Where that is the case, all the points so far in this article apply to making the research valuable.
The information we gather might tell us whether to spend more effort on new versions of the feature we released, or fixes to bad guesses we made about how the feature would work or how people would use it.
Rather than just learning about guesses we made in the past though, research is probably better focused on what guesses we might make in the future.
We should be biased toward researching what people are trying to achieve (JTBD, Pains, gains, problems) rather than just what features they are using. Understanding what people actually do when we are not watching them involves a lot of potential guesswork and changing the odds that our guesses about them are right is a big win for us.
One more thought here though. Improving our guesses about what people are asking for seems less innovative than the far riskier guesses we make. The best research would be research that improves our odds of guessing correctly what people would love to have available, even if they did not think to ask for it.
If we can improve the odds that we will make a good guess about what people don’t yet know would be really useful, then we are moving into the realm of innovation and competitive advantage.
So the biggest advantage that research might have over building and testing features cheaply is that we can gain insights that others do not yet have, but researching what is happening in customer’s experiences beyond what they are using our product for.

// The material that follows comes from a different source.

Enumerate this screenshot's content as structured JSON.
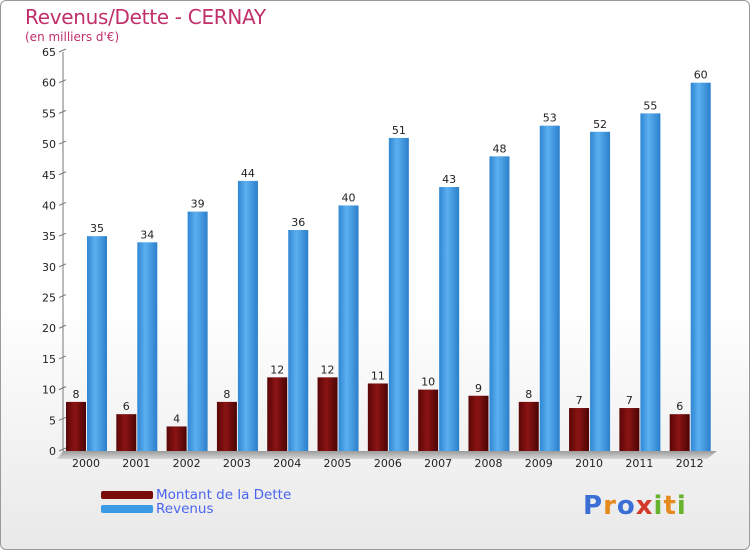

Research is embedded in prioritisation
So much for prioritising the right research.
The other insight was that research should strongly influence our priority of other work.

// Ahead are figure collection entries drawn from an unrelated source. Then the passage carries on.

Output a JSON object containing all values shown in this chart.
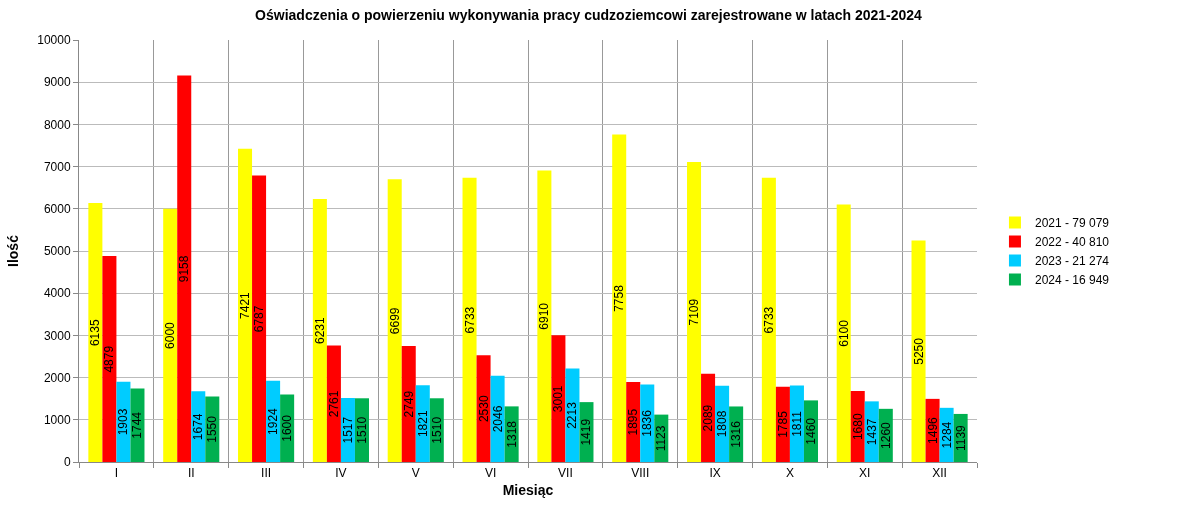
{
  "chart_data": {
    "type": "bar",
    "title": "Oświadczenia o powierzeniu wykonywania pracy cudzoziemcowi zarejestrowane w latach 2021-2024",
    "xlabel": "Miesiąc",
    "ylabel": "Ilość",
    "categories": [
      "I",
      "II",
      "III",
      "IV",
      "V",
      "VI",
      "VII",
      "VIII",
      "IX",
      "X",
      "XI",
      "XII"
    ],
    "series": [
      {
        "name": "2021 - 79 079",
        "color": "#ffff00",
        "values": [
          6135,
          6000,
          7421,
          6231,
          6699,
          6733,
          6910,
          7758,
          7109,
          6733,
          6100,
          5250
        ]
      },
      {
        "name": "2022 - 40 810",
        "color": "#ff0000",
        "values": [
          4879,
          9158,
          6787,
          2761,
          2749,
          2530,
          3001,
          1895,
          2089,
          1785,
          1680,
          1496
        ]
      },
      {
        "name": "2023 - 21 274",
        "color": "#00ccff",
        "values": [
          1903,
          1674,
          1924,
          1517,
          1821,
          2046,
          2213,
          1836,
          1808,
          1811,
          1437,
          1284
        ]
      },
      {
        "name": "2024 - 16 949",
        "color": "#00b050",
        "values": [
          1744,
          1550,
          1600,
          1510,
          1510,
          1318,
          1419,
          1123,
          1316,
          1460,
          1260,
          1139
        ]
      }
    ],
    "ylim": [
      0,
      10000
    ],
    "yticks": [
      0,
      1000,
      2000,
      3000,
      4000,
      5000,
      6000,
      7000,
      8000,
      9000,
      10000
    ],
    "grid": true,
    "legend": "right",
    "data_labels": true
  }
}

In some organisations, people use RICE to prioritise their roadmap. Research is the C part of that equation, which links directly to the question of when to do research, because “changing the odds of our guess bring right” can also be described as “increasing our confidence in our guesses” about all the other letters in the RICE anagram.
In theory, we can improve the confidence we have in our guesses through persuading each other, giving ourselves pep talks and so forth. Unfortunately doing so really just increases our hope that our guess is right, it does not actually change the odds in our favour of us being right.
So if we use something like RICE scoring, then research fits into the prioritisation process very deliberately and very neatly.
A guess is when we have an absence of research. Research is done when we want to improve the odds that we can rely on our guess.
Based on that, the amount of research should be a function of:
- The improvement in the odds of us being right about a guess that the research leads to;
- The importance of the guess that we we want to be more confident in;
- The likelihood that we will actually act on what we learn (change our mind or move forward confidently); and
- The effort or cost of doing the research.
Similarly, the way to measure the value of our research is to measure these same four things once the research is completed:
- The change in the odds of being right, that the research resulted in;
- Which of our most important guesses are better informed by the research;
- Whether we actually acted on the research; and
- The effort or cost of the research.